For the third time this week citizens blocked a main highway to press their complaints
This time it was parents and even their school children who blocked traffic Thursday morning on the Autopista General Cañas. The blockade of the westbound lanes was highly effective and froze traffic for miles around. Tourists heading to Juan Santamaría airport also were caught up in the jam.
The parents were complaining about the condition of their children’s school. It is on a hillside along the Río Virilla, and the hillside is giving away.
The blockade took place in La Uruca at a point on the highway known as Rositel Carballo.
Mario Zamora Cordero, the security minister, was critical and said that the adults used their children as shields. He noted that the police have the obligation to insure free transit, but officers took no action Thursday morning. Eventually the parents agreed to a meeting with a representative of the Ministerio de Educación Pública. The blockade ended about 11:30 a.m.

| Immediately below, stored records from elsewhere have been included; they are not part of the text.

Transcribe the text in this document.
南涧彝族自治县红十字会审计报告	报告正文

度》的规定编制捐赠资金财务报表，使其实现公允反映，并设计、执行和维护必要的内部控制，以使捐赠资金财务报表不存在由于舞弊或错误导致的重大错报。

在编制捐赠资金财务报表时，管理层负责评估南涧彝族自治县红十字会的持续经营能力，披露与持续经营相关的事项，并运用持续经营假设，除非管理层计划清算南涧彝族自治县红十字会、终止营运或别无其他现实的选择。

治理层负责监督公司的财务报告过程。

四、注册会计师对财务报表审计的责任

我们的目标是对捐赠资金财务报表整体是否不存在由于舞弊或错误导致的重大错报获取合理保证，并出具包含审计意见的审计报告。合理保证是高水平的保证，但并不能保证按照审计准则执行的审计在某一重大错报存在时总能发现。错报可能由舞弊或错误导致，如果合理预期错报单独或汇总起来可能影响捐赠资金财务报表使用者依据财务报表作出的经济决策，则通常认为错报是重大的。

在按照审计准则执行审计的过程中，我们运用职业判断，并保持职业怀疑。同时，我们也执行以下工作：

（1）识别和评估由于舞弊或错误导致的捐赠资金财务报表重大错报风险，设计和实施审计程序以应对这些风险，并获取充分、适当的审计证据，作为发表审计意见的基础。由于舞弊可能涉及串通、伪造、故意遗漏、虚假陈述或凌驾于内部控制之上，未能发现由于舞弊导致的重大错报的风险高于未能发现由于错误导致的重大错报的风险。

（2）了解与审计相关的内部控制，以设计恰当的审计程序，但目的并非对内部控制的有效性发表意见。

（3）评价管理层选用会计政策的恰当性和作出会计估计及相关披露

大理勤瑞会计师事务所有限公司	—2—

The parents were well behaved, although they did
show signs that said the school was falling down.
The protest was unlike the one Tuesday on the Caribbean coast where protesters fired on police and threw firebombs and rocks. They also burned tires in three places on Ruta 56 in the vicinity of Puerto Viejo and Cahuita. They were protesting the demolition of two local hotels that have been confiscated over environmental problems.
Residents of Los Guidos also protested this week because they had been without water for seven days.
Last week striking union workers at hospitals and clinics blocked a number of highways.
Blocking highways became a fine art during the Abel Pacheco administration when those protesting the free trade treaty with the United States and other issues, shut down traffic four time. Licensed taxi drivers and their unlicensed brethren, the portadores, have repeatedly blocked traffic in a long-running dispute over who should have the rights to carry passengers. In some cases the drivers blocked highways with their vehicles.
Such blockades are illegal under Costa Rican law, but police seldom take action.